As a scientist, I support the continued study of ketamine and related drugs as a potential treatment for depression; however, I’m skeptical about the breadth of its usefulness based on all the other times we’ve gone down this road of “miracle drug” cures. Consequently, although I think ketamine has the potential to be a genuinely new medical approach (i.e., not another minor tweak of an already prescribed antidepressant) to dealing with profound depression, I think we should temper our optimism a bit. The first study on the use of ketamine to treat depression was published in 2006, and the data of if, under what circumstances, and how this drug may be useful are still very much unknown.

It may be, for example, that researchers find ketamine can be useful for people who show up in Emergency Departments suicidally depressed. Rather than sending them to a locked ward, which costs over $1,000 a day, emergency physicians may give them an IV of ketamine. If they respond and mood improves, they can be given an appointment with an outpatient specialist that week and be sent home without further disruption to their lives.
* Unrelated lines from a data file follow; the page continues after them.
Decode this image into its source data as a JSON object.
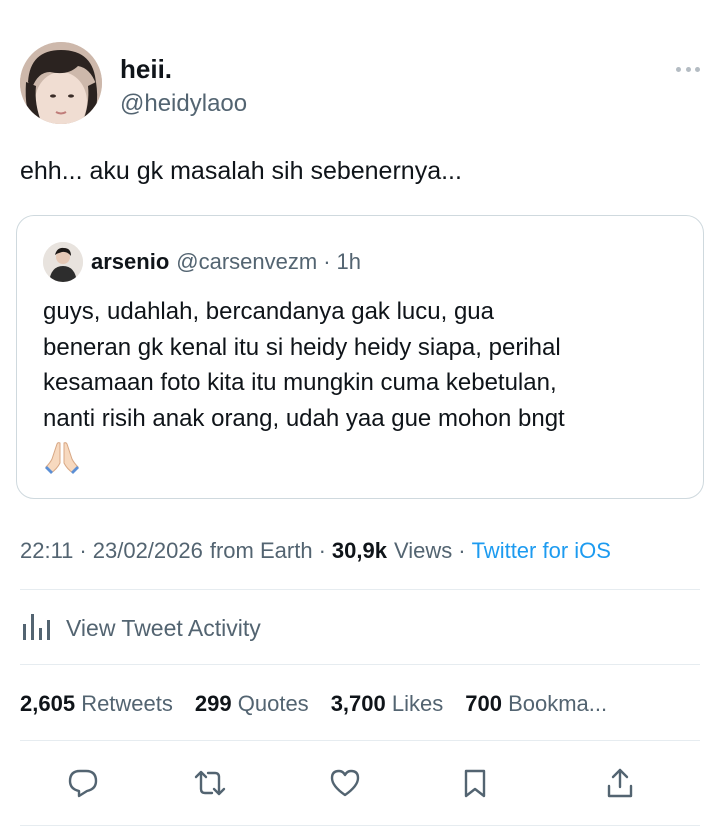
{
  "author": {
    "display_name": "heii.",
    "handle": "@heidylaoo",
    "avatar_icon": "avatar-photo"
  },
  "tweet": {
    "text": "ehh... aku gk masalah sih sebenernya..."
  },
  "quoted_tweet": {
    "display_name": "arsenio",
    "handle": "@carsenvezm",
    "separator": "·",
    "time": "1h",
    "text": "guys, udahlah, bercandanya gak lucu, gua\nbeneran gk kenal itu si heidy heidy siapa, perihal\nkesamaan foto kita itu mungkin cuma kebetulan,\nnanti risih anak orang, udah yaa gue mohon bngt",
    "emoji_icon": "folded-hands-emoji"
  },
  "meta": {
    "time": "22:11",
    "dot1": "·",
    "date": "23/02/2026",
    "from_text": "from Earth",
    "dot2": "·",
    "views_count": "30,9k",
    "views_label": "Views",
    "dot3": "·",
    "client": "Twitter for iOS"
  },
  "activity": {
    "label": "View Tweet Activity",
    "icon": "bar-chart-icon"
  },
  "stats": {
    "retweets_count": "2,605",
    "retweets_label": "Retweets",
    "quotes_count": "299",
    "quotes_label": "Quotes",
    "likes_count": "3,700",
    "likes_label": "Likes",
    "bookmarks_count": "700",
    "bookmarks_label": "Bookma..."
  },
  "actions": [
    "reply-icon",
    "retweet-icon",
    "like-icon",
    "bookmark-icon",
    "share-icon"
  ],
  "colors": {
    "text": "#0f1419",
    "secondary": "#536471",
    "link": "#1d9bf0",
    "border": "#cfd9de",
    "divider": "#e6ecf0"
  }
}
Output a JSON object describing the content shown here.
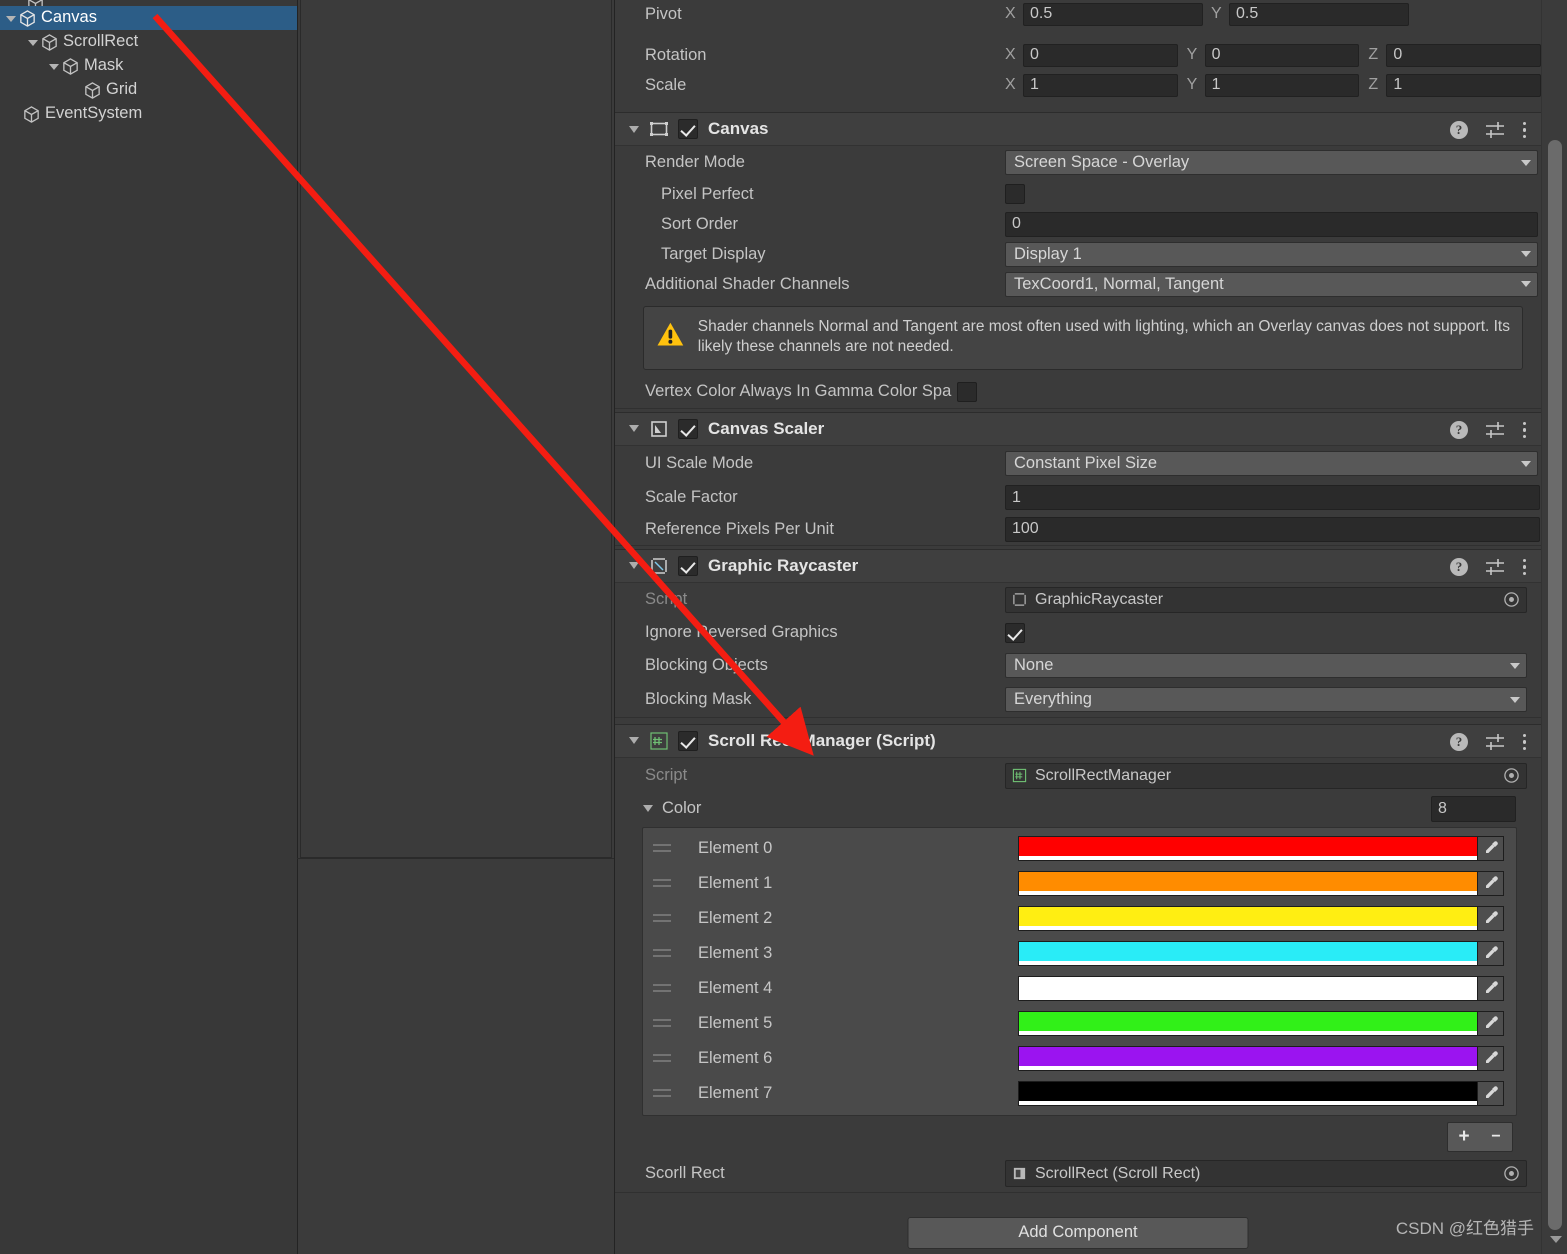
{
  "app": "Unity Editor Inspector",
  "hierarchy": {
    "name": "hierarchy-panel",
    "items": [
      {
        "label": "Canvas",
        "depth": 0,
        "selected": true,
        "expanded": true,
        "icon": "gameobject-cube-icon"
      },
      {
        "label": "ScrollRect",
        "depth": 1,
        "selected": false,
        "expanded": true,
        "icon": "gameobject-cube-icon"
      },
      {
        "label": "Mask",
        "depth": 2,
        "selected": false,
        "expanded": true,
        "icon": "gameobject-cube-icon"
      },
      {
        "label": "Grid",
        "depth": 3,
        "selected": false,
        "expanded": false,
        "icon": "gameobject-cube-icon"
      },
      {
        "label": "EventSystem",
        "depth": 1,
        "selected": false,
        "expanded": false,
        "icon": "gameobject-cube-icon"
      }
    ]
  },
  "transform": {
    "pivot": {
      "label": "Pivot",
      "x_axis": "X",
      "x": "0.5",
      "y_axis": "Y",
      "y": "0.5"
    },
    "rotation": {
      "label": "Rotation",
      "x_axis": "X",
      "x": "0",
      "y_axis": "Y",
      "y": "0",
      "z_axis": "Z",
      "z": "0"
    },
    "scale": {
      "label": "Scale",
      "x_axis": "X",
      "x": "1",
      "y_axis": "Y",
      "y": "1",
      "z_axis": "Z",
      "z": "1"
    }
  },
  "canvas": {
    "title": "Canvas",
    "enabled": true,
    "render_mode": {
      "label": "Render Mode",
      "value": "Screen Space - Overlay"
    },
    "pixel_perfect": {
      "label": "Pixel Perfect",
      "checked": false
    },
    "sort_order": {
      "label": "Sort Order",
      "value": "0"
    },
    "target_display": {
      "label": "Target Display",
      "value": "Display 1"
    },
    "additional_shader_channels": {
      "label": "Additional Shader Channels",
      "value": "TexCoord1, Normal, Tangent"
    },
    "warning": "Shader channels Normal and Tangent are most often used with lighting, which an Overlay canvas does not support. Its likely these channels are not needed.",
    "vertex_color_gamma": {
      "label": "Vertex Color Always In Gamma Color Spa",
      "checked": false
    }
  },
  "canvas_scaler": {
    "title": "Canvas Scaler",
    "enabled": true,
    "ui_scale_mode": {
      "label": "UI Scale Mode",
      "value": "Constant Pixel Size"
    },
    "scale_factor": {
      "label": "Scale Factor",
      "value": "1"
    },
    "reference_pixels_per_unit": {
      "label": "Reference Pixels Per Unit",
      "value": "100"
    }
  },
  "graphic_raycaster": {
    "title": "Graphic Raycaster",
    "enabled": true,
    "script": {
      "label": "Script",
      "value": "GraphicRaycaster"
    },
    "ignore_reversed_graphics": {
      "label": "Ignore Reversed Graphics",
      "checked": true
    },
    "blocking_objects": {
      "label": "Blocking Objects",
      "value": "None"
    },
    "blocking_mask": {
      "label": "Blocking Mask",
      "value": "Everything"
    }
  },
  "scroll_rect_manager": {
    "title": "Scroll Rect Manager (Script)",
    "enabled": true,
    "script": {
      "label": "Script",
      "value": "ScrollRectManager"
    },
    "color_array": {
      "label": "Color",
      "size": "8",
      "elements": [
        {
          "label": "Element 0",
          "color": "#ff0000"
        },
        {
          "label": "Element 1",
          "color": "#ff8c00"
        },
        {
          "label": "Element 2",
          "color": "#ffee12"
        },
        {
          "label": "Element 3",
          "color": "#29ecf7"
        },
        {
          "label": "Element 4",
          "color": "#ffffff"
        },
        {
          "label": "Element 5",
          "color": "#31f018"
        },
        {
          "label": "Element 6",
          "color": "#9b14f0"
        },
        {
          "label": "Element 7",
          "color": "#000000"
        }
      ],
      "add_label": "+",
      "remove_label": "−"
    },
    "scroll_rect_field": {
      "label": "Scorll Rect",
      "value": "ScrollRect (Scroll Rect)"
    }
  },
  "footer": {
    "add_component": "Add Component"
  },
  "watermark": "CSDN @红色猎手",
  "annotation": {
    "arrow_color": "#f41d12"
  },
  "theme": {
    "panel_bg": "#3b3b3b",
    "header_bg": "#3f3f3f",
    "selection_blue": "#2c5d87",
    "field_bg": "#2a2a2a",
    "dropdown_bg": "#585858",
    "warning_yellow": "#ffc20e"
  }
}
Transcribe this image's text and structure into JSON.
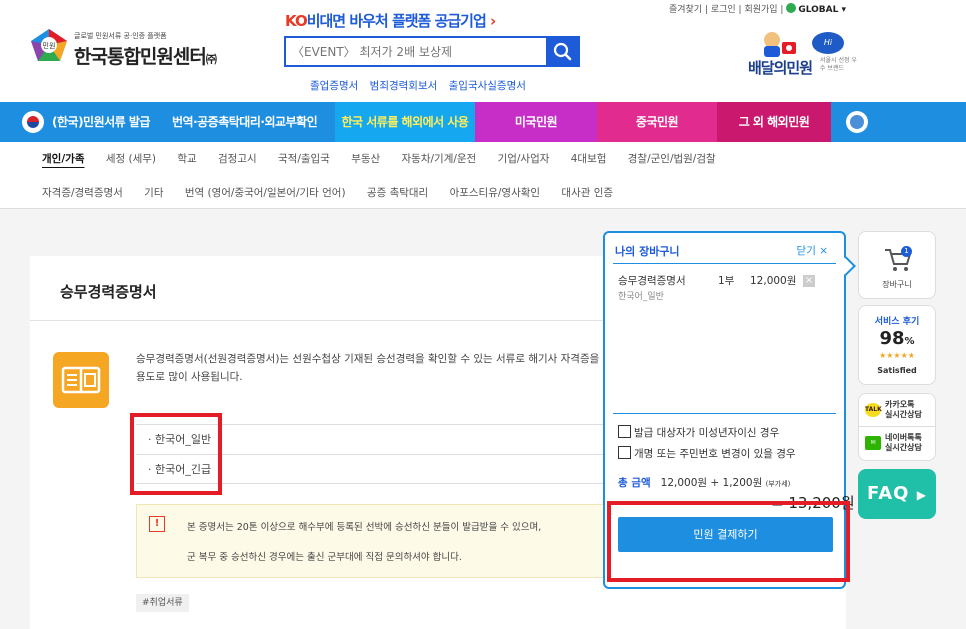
{
  "header": {
    "util_links": [
      "즐겨찾기",
      "로그인",
      "회원가입"
    ],
    "global_label": "GLOBAL",
    "logo_sub": "글로벌 민원서류 공·인증 플랫폼",
    "logo_name": "한국통합민원센터",
    "logo_suffix": "㈜",
    "banner_ko": "KO",
    "banner_text": "비대면 바우처 플랫폼 공급기업",
    "search_placeholder": "〈EVENT〉 최저가 2배 보상제",
    "quick_links": [
      "졸업증명서",
      "범죄경력회보서",
      "출입국사실증명서"
    ],
    "badge_title": "배달의민원",
    "badge_seoul": "Hi Seoul",
    "badge_small": "서울시 선정 우수 브랜드"
  },
  "nav": {
    "items": [
      "(한국)민원서류 발급",
      "번역·공증촉탁대리·외교부확인",
      "한국 서류를 해외에서 사용",
      "미국민원",
      "중국민원",
      "그 외 해외민원"
    ]
  },
  "subnav": {
    "row1": [
      "개인/가족",
      "세정 (세무)",
      "학교",
      "검정고시",
      "국적/출입국",
      "부동산",
      "자동차/기계/운전",
      "기업/사업자",
      "4대보험",
      "경찰/군인/법원/검찰"
    ],
    "row2": [
      "자격증/경력증명서",
      "기타",
      "번역 (영어/중국어/일본어/기타 언어)",
      "공증 촉탁대리",
      "아포스티유/영사확인",
      "대사관 인증"
    ]
  },
  "content": {
    "title": "승무경력증명서",
    "description": "승무경력증명서(선원경력증명서)는 선원수첩상 기재된 승선경력을 확인할 수 있는 서류로 해기사 자격증을 용도로 많이 사용됩니다.",
    "variants": [
      "한국어_일반",
      "한국어_긴급"
    ],
    "notice_line1": "본 증명서는 20톤 이상으로 해수부에 등록된 선박에 승선하신 분들이 발급받을 수 있으며,",
    "notice_line2": "군 복무 중 승선하신 경우에는 출신 군부대에 직접 문의하셔야 합니다.",
    "tag": "#취업서류"
  },
  "cart": {
    "title": "나의 장바구니",
    "close_label": "닫기 ×",
    "item_name": "승무경력증명서",
    "item_type": "한국어_일반",
    "item_qty": "1부",
    "item_price": "12,000원",
    "check1": "발급 대상자가 미성년자이신 경우",
    "check2": "개명 또는 주민번호 변경이 있을 경우",
    "total_label": "총 금액",
    "total_formula": "12,000원 + 1,200원",
    "total_vat": "(부가세)",
    "total_sum": "= 13,200원",
    "pay_button": "민원 결제하기"
  },
  "rail": {
    "cart_label": "장바구니",
    "cart_count": "1",
    "review_title": "서비스 후기",
    "review_score": "98",
    "review_unit": "%",
    "review_stars": "★★★★★",
    "review_status": "Satisfied",
    "kakao_line1": "카카오톡",
    "kakao_line2": "실시간상담",
    "kakao_icon": "TALK",
    "naver_line1": "네이버톡톡",
    "naver_line2": "실시간상담",
    "faq": "FAQ"
  },
  "colors": {
    "brand_blue": "#1d8ee0",
    "accent_red": "#e31c25",
    "nav_usa": "#c72ec8",
    "nav_china": "#e22b8e",
    "nav_etc": "#c9186e"
  }
}
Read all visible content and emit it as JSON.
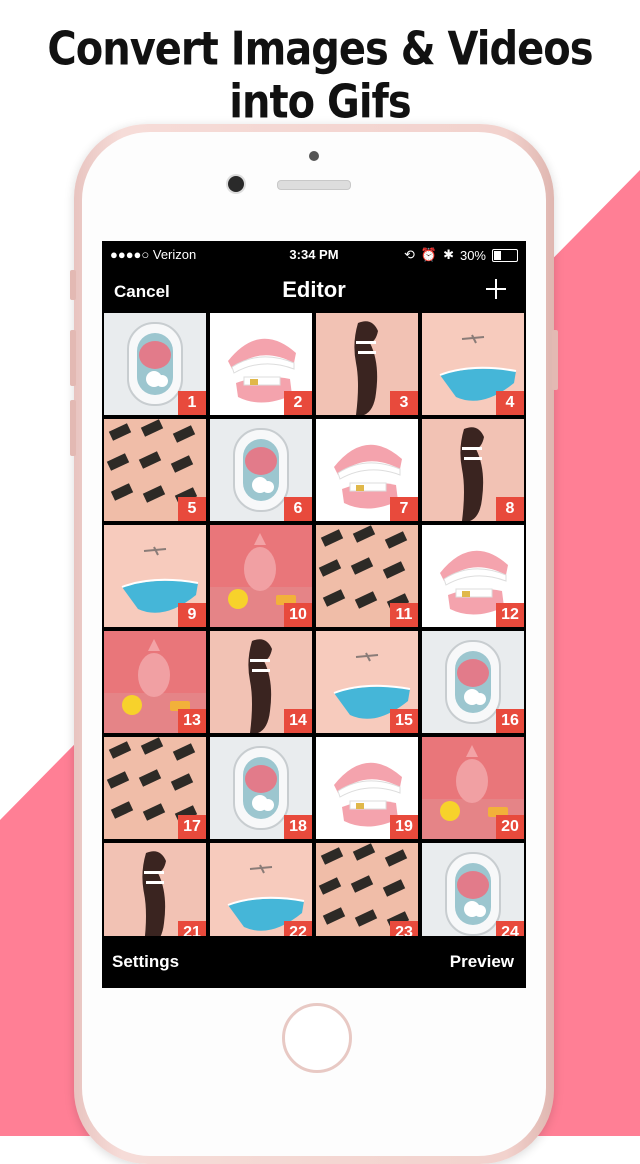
{
  "headline": "Convert Images & Videos into Gifs",
  "colors": {
    "accent_pink": "#ff7f95",
    "badge": "#e84a3c"
  },
  "status_bar": {
    "carrier": "●●●●○ Verizon",
    "time": "3:34 PM",
    "battery": "30%",
    "battery_level": 0.3
  },
  "nav": {
    "cancel": "Cancel",
    "title": "Editor",
    "add_icon": "plus-icon"
  },
  "tiles": [
    {
      "n": "1",
      "kind": "window"
    },
    {
      "n": "2",
      "kind": "teeth"
    },
    {
      "n": "3",
      "kind": "figure"
    },
    {
      "n": "4",
      "kind": "pool"
    },
    {
      "n": "5",
      "kind": "chairs"
    },
    {
      "n": "6",
      "kind": "window"
    },
    {
      "n": "7",
      "kind": "teeth"
    },
    {
      "n": "8",
      "kind": "figure"
    },
    {
      "n": "9",
      "kind": "pool"
    },
    {
      "n": "10",
      "kind": "pineapple"
    },
    {
      "n": "11",
      "kind": "chairs"
    },
    {
      "n": "12",
      "kind": "teeth"
    },
    {
      "n": "13",
      "kind": "pineapple"
    },
    {
      "n": "14",
      "kind": "figure"
    },
    {
      "n": "15",
      "kind": "pool"
    },
    {
      "n": "16",
      "kind": "window"
    },
    {
      "n": "17",
      "kind": "chairs"
    },
    {
      "n": "18",
      "kind": "window"
    },
    {
      "n": "19",
      "kind": "teeth"
    },
    {
      "n": "20",
      "kind": "pineapple"
    },
    {
      "n": "21",
      "kind": "figure"
    },
    {
      "n": "22",
      "kind": "pool"
    },
    {
      "n": "23",
      "kind": "chairs"
    },
    {
      "n": "24",
      "kind": "window"
    }
  ],
  "bottom": {
    "settings": "Settings",
    "preview": "Preview"
  }
}
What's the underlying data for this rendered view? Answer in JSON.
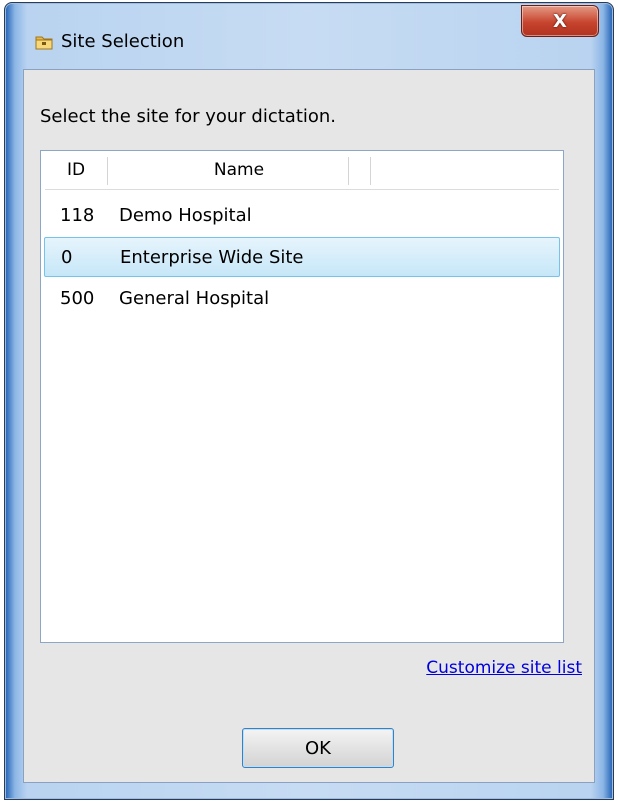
{
  "window": {
    "title": "Site Selection",
    "title_icon": "folder-icon",
    "close_icon": "close-icon",
    "close_glyph": "X"
  },
  "dialog": {
    "prompt": "Select the site for your dictation.",
    "columns": [
      {
        "label": "ID"
      },
      {
        "label": "Name"
      }
    ],
    "rows": [
      {
        "id": "118",
        "name": "Demo Hospital",
        "selected": false
      },
      {
        "id": "0",
        "name": "Enterprise Wide Site",
        "selected": true
      },
      {
        "id": "500",
        "name": "General Hospital",
        "selected": false
      }
    ],
    "link_text": "Customize site list",
    "ok_label": "OK"
  },
  "colors": {
    "selection_fill": "#c6e7f8",
    "selection_border": "#78c1e8",
    "link": "#0000dd",
    "close_button": "#c7442e"
  }
}
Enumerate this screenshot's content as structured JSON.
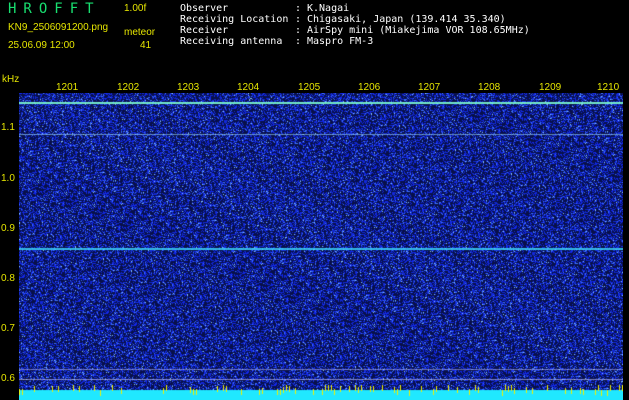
{
  "header": {
    "app_title": "HROFFT",
    "version": "1.00f",
    "filename": "KN9_2506091200.png",
    "mode": "meteor",
    "datetime": "25.06.09 12:00",
    "count": "41"
  },
  "info": [
    {
      "label": "Observer",
      "value": "K.Nagai"
    },
    {
      "label": "Receiving Location",
      "value": "Chigasaki, Japan (139.414 35.340)"
    },
    {
      "label": "Receiver",
      "value": "AirSpy mini (Miakejima VOR 108.65MHz)"
    },
    {
      "label": "Receiving antenna",
      "value": "Maspro FM-3"
    }
  ],
  "plot": {
    "y_unit": "kHz",
    "y_ticks": [
      "1.1",
      "1.0",
      "0.9",
      "0.8",
      "0.7",
      "0.6"
    ],
    "x_ticks": [
      "1201",
      "1202",
      "1203",
      "1204",
      "1205",
      "1206",
      "1207",
      "1208",
      "1209",
      "1210"
    ],
    "colors": {
      "background": "#08104a",
      "noise": "#1a3cff",
      "line": "#40e0ff",
      "axis_text": "#e6e600"
    }
  }
}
Perhaps this is even how the NIH researchers have conceived of the drug—if so, it wasn’t conveyed in the NPR articles. It seems there is potential for ketamine to be useful in this kind of a scenario, but again, we just don’t have the data yet to know with any certainty. What concerns me is that, based on reports in the media like those on NPR suggesting a “miracle drug” or a “cure,” people may think “I’m depressed—I need some ketamine.” This is a dangerous path where short-term gains could lead to long-term consequences.